Label seeded containers as you go. Many seedlings are difficult to tell apart, especially if you choose to grow multiple varieties of the same kind of plant.
Make sure to water regularly so that the soil is evenly moist, but not wet. A misting spray bottle is a great way to gently water. Stronger streams may disturb the soil and seeds. Many gardeners choose to cover their seeds (leaving room for growth) with plastic wrap to help keep moisture in.
Put your pots in a warm place in the light of a window or under artificial lights. If using artificial lights, leave 6 to 12 inches of space between the seeds and the artificial lights, and continue moving the light up as the plants grow.
After the plants develop their true leaves, fertilize with quarter- to half-strength balanced fertilizer that contains nitrogen, phosphorus and potassium. Too much fertilizer may burn the roots, so measure carefully.
Hardening Off and Transplanting
About a week before transplanting, seedlings must be hardened off. This means slowly introducing plants to the outdoor environment so that they won’t be damaged by the wind, changes in temperature, or burned by the sun.
Place the seedlings outside in a protected area for a few hours each day, increasing the time spent outdoors each successive day. A structure with shade cloth makes this process easier, so that instead of moving the plants to a shady area or back indoors you can simply cover the plants when the exposure time for that day is complete.

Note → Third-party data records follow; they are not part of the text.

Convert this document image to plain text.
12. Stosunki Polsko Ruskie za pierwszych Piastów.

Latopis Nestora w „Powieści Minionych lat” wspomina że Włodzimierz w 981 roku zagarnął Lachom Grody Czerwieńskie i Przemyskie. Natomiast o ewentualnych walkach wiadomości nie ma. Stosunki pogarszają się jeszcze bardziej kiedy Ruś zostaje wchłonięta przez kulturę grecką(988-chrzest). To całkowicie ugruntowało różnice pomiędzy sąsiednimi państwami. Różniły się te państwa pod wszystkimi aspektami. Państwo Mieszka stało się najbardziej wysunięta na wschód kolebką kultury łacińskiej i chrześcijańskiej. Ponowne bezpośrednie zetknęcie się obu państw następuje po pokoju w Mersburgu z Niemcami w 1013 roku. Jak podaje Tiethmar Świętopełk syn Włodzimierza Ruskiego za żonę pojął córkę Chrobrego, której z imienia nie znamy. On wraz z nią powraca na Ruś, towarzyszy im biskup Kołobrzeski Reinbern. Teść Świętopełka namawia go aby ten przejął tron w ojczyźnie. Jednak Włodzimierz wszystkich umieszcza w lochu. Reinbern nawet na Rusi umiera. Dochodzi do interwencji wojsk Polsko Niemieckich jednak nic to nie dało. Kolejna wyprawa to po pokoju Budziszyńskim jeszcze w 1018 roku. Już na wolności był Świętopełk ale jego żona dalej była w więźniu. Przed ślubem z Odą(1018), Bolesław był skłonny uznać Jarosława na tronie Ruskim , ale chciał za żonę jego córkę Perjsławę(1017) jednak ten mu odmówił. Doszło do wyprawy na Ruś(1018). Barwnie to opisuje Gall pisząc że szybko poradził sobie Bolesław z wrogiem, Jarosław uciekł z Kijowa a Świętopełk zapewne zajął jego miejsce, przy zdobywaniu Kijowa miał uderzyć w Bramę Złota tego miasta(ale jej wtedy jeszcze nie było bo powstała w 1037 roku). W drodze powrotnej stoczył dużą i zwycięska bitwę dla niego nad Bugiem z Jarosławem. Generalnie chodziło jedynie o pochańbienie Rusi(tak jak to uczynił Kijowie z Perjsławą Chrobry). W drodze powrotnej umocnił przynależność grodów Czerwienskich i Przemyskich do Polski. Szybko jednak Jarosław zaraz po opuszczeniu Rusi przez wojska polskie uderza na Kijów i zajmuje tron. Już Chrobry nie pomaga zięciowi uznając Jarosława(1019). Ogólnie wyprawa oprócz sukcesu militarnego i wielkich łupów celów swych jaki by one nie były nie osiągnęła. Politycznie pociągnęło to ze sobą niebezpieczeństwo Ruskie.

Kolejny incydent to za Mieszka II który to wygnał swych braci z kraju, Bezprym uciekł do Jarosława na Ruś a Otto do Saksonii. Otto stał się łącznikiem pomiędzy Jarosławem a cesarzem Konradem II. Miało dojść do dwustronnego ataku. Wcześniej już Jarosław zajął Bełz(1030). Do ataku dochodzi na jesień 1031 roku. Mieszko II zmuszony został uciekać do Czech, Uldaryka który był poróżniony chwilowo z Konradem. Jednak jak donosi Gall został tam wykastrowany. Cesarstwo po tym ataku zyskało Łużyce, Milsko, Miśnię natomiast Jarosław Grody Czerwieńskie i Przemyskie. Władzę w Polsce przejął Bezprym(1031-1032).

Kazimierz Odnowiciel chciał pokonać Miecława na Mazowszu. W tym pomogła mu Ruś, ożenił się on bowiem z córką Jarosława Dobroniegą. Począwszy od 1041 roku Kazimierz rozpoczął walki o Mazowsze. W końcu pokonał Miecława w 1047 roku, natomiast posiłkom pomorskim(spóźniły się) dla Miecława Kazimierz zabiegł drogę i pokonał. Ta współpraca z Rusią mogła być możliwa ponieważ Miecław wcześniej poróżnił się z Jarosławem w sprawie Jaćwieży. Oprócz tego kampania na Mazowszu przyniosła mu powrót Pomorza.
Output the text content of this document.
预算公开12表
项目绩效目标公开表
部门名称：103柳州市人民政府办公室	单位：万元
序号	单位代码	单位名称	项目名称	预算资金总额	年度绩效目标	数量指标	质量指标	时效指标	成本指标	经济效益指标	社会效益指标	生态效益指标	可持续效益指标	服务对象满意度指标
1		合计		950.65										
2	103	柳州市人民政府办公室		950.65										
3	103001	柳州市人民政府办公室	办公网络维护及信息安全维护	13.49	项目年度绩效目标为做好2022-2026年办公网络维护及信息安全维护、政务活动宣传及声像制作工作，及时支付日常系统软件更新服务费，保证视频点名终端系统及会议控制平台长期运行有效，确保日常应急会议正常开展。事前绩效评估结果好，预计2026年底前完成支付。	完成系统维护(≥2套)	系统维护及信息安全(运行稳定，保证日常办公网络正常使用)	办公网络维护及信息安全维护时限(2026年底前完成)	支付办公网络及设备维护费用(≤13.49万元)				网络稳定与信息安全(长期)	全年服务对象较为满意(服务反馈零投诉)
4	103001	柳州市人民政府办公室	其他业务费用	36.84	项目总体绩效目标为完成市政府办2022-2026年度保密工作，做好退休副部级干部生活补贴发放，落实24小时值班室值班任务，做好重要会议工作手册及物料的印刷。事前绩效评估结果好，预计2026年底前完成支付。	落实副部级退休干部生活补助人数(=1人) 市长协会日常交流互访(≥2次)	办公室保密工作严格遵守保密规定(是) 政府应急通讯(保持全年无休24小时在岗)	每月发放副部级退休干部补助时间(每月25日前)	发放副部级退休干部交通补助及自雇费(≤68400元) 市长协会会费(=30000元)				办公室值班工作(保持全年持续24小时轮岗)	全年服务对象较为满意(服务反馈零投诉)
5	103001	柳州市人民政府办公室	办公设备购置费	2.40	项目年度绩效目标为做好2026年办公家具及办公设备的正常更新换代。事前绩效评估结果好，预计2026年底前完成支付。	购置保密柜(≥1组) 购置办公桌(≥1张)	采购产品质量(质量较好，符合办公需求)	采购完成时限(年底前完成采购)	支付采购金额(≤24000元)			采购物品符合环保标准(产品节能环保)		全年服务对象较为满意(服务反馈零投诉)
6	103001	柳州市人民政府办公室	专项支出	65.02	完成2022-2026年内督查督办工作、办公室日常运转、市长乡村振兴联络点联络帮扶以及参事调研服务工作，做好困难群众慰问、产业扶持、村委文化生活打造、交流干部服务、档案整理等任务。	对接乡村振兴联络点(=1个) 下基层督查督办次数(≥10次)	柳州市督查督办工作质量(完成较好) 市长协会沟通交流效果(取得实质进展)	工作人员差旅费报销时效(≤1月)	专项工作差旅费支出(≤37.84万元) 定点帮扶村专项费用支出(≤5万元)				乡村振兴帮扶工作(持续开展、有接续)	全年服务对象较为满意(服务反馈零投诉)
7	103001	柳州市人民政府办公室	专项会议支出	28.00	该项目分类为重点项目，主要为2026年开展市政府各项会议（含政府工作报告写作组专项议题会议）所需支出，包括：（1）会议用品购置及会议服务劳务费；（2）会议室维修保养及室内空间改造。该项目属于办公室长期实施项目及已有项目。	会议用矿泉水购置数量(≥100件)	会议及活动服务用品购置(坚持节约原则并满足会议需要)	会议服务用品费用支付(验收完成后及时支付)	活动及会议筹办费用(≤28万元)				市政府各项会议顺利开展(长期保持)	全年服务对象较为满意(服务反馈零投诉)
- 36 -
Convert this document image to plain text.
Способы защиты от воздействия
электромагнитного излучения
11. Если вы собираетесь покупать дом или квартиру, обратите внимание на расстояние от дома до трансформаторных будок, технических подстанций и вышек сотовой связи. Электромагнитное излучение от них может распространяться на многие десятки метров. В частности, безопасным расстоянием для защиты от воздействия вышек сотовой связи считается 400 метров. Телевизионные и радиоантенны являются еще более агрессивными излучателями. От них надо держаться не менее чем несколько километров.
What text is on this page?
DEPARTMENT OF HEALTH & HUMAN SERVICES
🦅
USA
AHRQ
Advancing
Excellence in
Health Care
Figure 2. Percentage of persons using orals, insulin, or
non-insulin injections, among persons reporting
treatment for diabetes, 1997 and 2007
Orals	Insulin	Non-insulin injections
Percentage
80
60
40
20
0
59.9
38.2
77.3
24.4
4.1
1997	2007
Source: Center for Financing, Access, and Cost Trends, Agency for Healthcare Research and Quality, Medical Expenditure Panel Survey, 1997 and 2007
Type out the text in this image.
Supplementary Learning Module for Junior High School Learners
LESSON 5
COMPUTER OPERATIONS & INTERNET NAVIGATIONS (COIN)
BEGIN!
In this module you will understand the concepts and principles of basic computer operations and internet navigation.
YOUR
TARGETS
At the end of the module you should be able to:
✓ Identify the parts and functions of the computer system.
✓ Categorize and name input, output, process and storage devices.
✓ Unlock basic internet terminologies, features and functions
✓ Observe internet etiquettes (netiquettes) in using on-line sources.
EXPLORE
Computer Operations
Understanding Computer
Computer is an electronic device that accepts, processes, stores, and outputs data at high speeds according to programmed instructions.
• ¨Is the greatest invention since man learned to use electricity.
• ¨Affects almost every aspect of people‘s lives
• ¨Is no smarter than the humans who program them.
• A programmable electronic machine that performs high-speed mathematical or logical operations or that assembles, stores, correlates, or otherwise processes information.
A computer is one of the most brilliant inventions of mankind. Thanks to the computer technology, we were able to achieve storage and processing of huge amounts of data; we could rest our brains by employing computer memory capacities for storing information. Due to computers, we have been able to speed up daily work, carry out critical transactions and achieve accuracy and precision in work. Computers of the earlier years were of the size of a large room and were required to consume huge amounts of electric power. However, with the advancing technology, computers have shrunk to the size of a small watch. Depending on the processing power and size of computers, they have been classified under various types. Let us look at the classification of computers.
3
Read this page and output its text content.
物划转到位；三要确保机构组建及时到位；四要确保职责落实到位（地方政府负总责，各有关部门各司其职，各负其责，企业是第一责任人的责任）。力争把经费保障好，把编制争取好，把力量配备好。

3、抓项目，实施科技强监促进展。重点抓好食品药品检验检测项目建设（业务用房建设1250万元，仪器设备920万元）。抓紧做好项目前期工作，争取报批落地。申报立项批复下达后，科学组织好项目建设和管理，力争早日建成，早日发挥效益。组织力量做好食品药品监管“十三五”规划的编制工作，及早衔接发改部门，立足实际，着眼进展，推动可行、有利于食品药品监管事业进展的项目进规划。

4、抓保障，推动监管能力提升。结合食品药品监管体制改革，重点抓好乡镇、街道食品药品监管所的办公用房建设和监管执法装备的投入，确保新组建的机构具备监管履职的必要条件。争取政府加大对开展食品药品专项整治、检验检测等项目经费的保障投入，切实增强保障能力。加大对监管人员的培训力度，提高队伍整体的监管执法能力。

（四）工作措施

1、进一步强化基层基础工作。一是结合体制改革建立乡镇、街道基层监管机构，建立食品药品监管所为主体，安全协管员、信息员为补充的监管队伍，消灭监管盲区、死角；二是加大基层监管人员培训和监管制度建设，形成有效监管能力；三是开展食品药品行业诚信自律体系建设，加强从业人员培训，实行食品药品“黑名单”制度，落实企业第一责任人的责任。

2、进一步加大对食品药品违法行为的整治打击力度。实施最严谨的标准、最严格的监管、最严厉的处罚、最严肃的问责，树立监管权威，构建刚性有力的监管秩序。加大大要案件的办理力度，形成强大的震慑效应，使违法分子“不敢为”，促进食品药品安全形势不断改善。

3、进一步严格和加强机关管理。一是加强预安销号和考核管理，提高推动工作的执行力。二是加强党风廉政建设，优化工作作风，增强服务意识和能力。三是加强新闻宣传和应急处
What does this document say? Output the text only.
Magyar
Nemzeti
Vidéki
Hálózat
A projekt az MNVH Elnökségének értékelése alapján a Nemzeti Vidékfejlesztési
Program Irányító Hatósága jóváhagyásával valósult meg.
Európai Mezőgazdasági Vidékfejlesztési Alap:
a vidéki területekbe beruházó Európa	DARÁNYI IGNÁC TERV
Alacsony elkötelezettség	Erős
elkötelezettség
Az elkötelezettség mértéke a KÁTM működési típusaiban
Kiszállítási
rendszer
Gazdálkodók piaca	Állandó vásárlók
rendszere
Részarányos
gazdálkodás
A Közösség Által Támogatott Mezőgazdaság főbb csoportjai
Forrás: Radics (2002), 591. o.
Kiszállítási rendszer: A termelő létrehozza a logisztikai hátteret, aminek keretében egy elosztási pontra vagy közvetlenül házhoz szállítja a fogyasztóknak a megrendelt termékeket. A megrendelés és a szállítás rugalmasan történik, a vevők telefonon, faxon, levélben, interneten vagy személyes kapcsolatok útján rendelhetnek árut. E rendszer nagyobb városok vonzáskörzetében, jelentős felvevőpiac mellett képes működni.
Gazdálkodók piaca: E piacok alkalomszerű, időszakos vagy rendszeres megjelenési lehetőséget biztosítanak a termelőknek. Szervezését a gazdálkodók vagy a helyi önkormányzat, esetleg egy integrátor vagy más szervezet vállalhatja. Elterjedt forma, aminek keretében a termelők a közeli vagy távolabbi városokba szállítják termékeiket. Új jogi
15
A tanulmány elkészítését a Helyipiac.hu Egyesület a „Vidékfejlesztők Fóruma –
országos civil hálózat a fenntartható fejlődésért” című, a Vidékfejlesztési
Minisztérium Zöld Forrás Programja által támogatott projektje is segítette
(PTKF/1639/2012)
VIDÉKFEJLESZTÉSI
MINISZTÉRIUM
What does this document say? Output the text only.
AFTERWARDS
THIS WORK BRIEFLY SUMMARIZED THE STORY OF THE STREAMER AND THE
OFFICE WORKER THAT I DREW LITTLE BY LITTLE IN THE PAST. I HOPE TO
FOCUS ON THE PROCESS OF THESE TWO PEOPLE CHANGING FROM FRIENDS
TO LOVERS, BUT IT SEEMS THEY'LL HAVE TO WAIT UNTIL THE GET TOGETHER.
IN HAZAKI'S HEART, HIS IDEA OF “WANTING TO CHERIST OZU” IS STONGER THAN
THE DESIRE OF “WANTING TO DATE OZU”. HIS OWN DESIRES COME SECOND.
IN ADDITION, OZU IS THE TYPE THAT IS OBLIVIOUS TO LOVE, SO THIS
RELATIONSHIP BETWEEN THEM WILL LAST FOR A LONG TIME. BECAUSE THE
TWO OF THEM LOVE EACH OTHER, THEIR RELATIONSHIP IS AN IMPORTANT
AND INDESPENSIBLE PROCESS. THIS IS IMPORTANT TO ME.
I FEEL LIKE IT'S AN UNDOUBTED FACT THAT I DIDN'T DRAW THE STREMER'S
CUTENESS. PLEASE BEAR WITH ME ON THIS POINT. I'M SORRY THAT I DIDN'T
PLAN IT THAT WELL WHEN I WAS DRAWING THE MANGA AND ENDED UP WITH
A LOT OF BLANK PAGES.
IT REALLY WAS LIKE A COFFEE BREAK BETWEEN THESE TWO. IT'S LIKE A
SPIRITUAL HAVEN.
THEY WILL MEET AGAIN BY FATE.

Decrease watering, but don’t allow the plants to wilt. Do not put seedlings outside when the temperature is below 45 degrees or if it is very windy.
Once the plants have acclimated to being outdoors, it’s time to plant. Dig a hole to about the same depth as your seedling container and carefully remove the plant (unless you are using a biodegradable pot), placing it in the hole.
Brush soil around the new plant but be sure that you do not cover the growth point (where leaves begin to first grow on the stem). Water deeply.
Finally, congratulate yourself on a job well done.